Department of Campus Security, Ocean University of China, Qingdao 266100, China.
Sensors (Basel). 2025 May 16;25(10):3146. doi: 10.3390/s25103146.
Skeleton representation learning offers substantial advantages for action recognition by encoding intricate motion details and spatial-temporal dependencies among joints. However, fully supervised approaches necessitate large amounts of annotated data, which are often labor-intensive and costly to acquire. In this work, we propose the Spatial-Temporal Heatmap Masked Autoencoder (STH-MAE), a novel self-supervised framework tailored for skeleton-based action recognition. Unlike coordinate-based methods, STH-MAE adopts heatmap volumes as its primary representation, mitigating noise inherent in pose estimation while capitalizing on advances in Vision Transformers. The framework constructs a spatial-temporal heatmap (STH) by aggregating 2D joint heatmaps across both spatial and temporal axes. This STH is partitioned into non-overlapping patches to facilitate local feature learning, with a masking strategy applied to randomly conceal portions of the input. During pre-training, a Vision Transformer-based autoencoder equipped with a lightweight prediction head reconstructs the masked regions, fostering the extraction of robust and transferable skeletal representations. Comprehensive experiments on the NTU RGB+D 60 and NTU RGB+D 120 benchmarks demonstrate the superiority of STH-MAE, achieving state-of-the-art performance under multiple evaluation protocols.

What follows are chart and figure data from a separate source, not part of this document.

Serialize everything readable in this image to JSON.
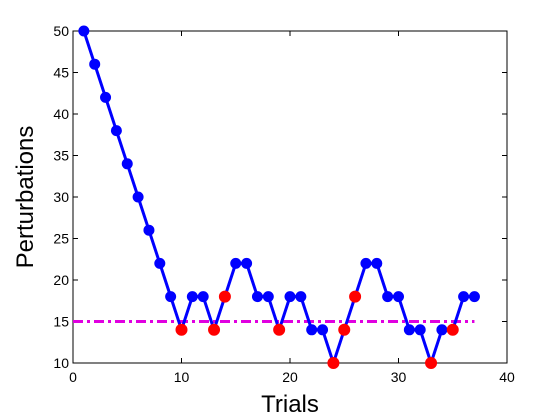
{
  "chart_data": {
    "type": "line",
    "title": "",
    "xlabel": "Trials",
    "ylabel": "Perturbations",
    "xlim": [
      0,
      40
    ],
    "ylim": [
      10,
      50
    ],
    "xticks": [
      0,
      10,
      20,
      30,
      40
    ],
    "yticks": [
      10,
      15,
      20,
      25,
      30,
      35,
      40,
      45,
      50
    ],
    "grid": false,
    "legend": "none",
    "series": [
      {
        "color": "#0000ff",
        "marker": "circle",
        "x": [
          1,
          2,
          3,
          4,
          5,
          6,
          7,
          8,
          9,
          10,
          11,
          12,
          13,
          14,
          15,
          16,
          17,
          18,
          19,
          20,
          21,
          22,
          23,
          24,
          25,
          26,
          27,
          28,
          29,
          30,
          31,
          32,
          33,
          34,
          35,
          36,
          37
        ],
        "y": [
          50,
          46,
          42,
          38,
          34,
          30,
          26,
          22,
          18,
          14,
          18,
          18,
          14,
          18,
          22,
          22,
          18,
          18,
          14,
          18,
          18,
          14,
          14,
          10,
          14,
          18,
          22,
          22,
          18,
          18,
          14,
          14,
          10,
          14,
          14,
          18,
          18
        ]
      }
    ],
    "highlighted_points": {
      "color": "#ff0000",
      "x": [
        10,
        13,
        14,
        19,
        24,
        25,
        26,
        33,
        35
      ],
      "y": [
        14,
        14,
        18,
        14,
        10,
        14,
        18,
        10,
        14
      ]
    },
    "reference_line": {
      "color": "#e000e0",
      "style": "dash-dot",
      "y": 15,
      "x_start": 0,
      "x_end": 37
    }
  }
}
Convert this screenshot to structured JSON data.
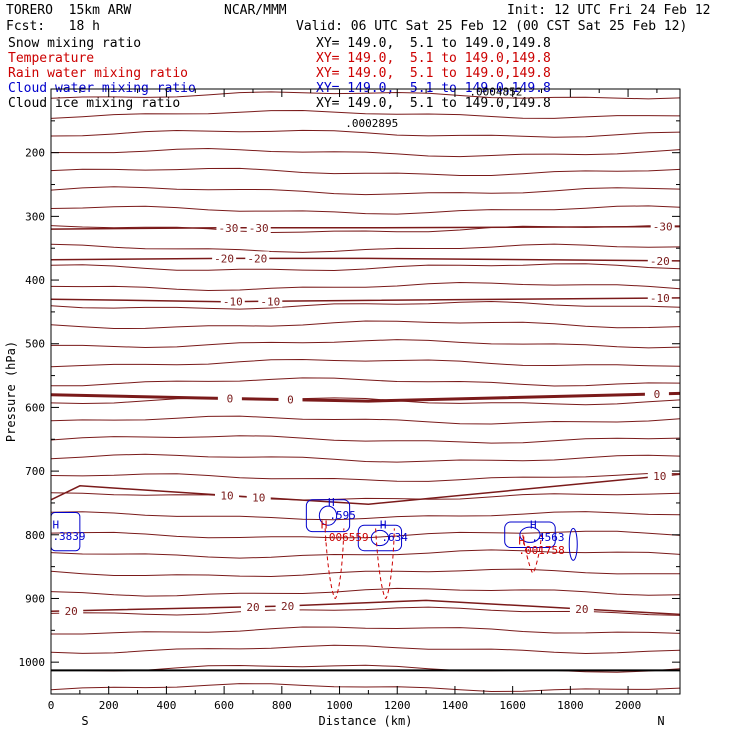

骨架表示学习通过编码关节之间复杂的运动细节和时空依赖性,为动作识别提供了显著优势。然而,完全监督的方法需要大量的标注数据,而这些数据的获取通常既耗费人力又成本高昂。在这项工作中,我们提出了时空热图掩码自动编码器(STH-MAE),这是一种专门为基于骨架的动作识别量身定制的新型自监督框架。与基于坐标的方法不同,STH-MAE采用热图体作为其主要表示形式,在利用视觉Transformer进展的同时减轻了姿态估计中固有的噪声。该框架通过在空间和时间轴上聚合二维关节热图来构建时空热图(STH)。这个STH被划分为不重叠的补丁以促进局部特征学习,并应用一种掩码策略来随机隐藏输入的部分内容。在预训练期间,一个配备轻量级预测头的基于视觉Transformer的自动编码器会重建被掩码的区域,促进鲁棒且可迁移的骨架表示的提取。在NTU RGB+D 60和NTU RGB+D 120基准上进行的全面实验证明了STH-MAE的优越性,在多种评估协议下都达到了当前最优的性能。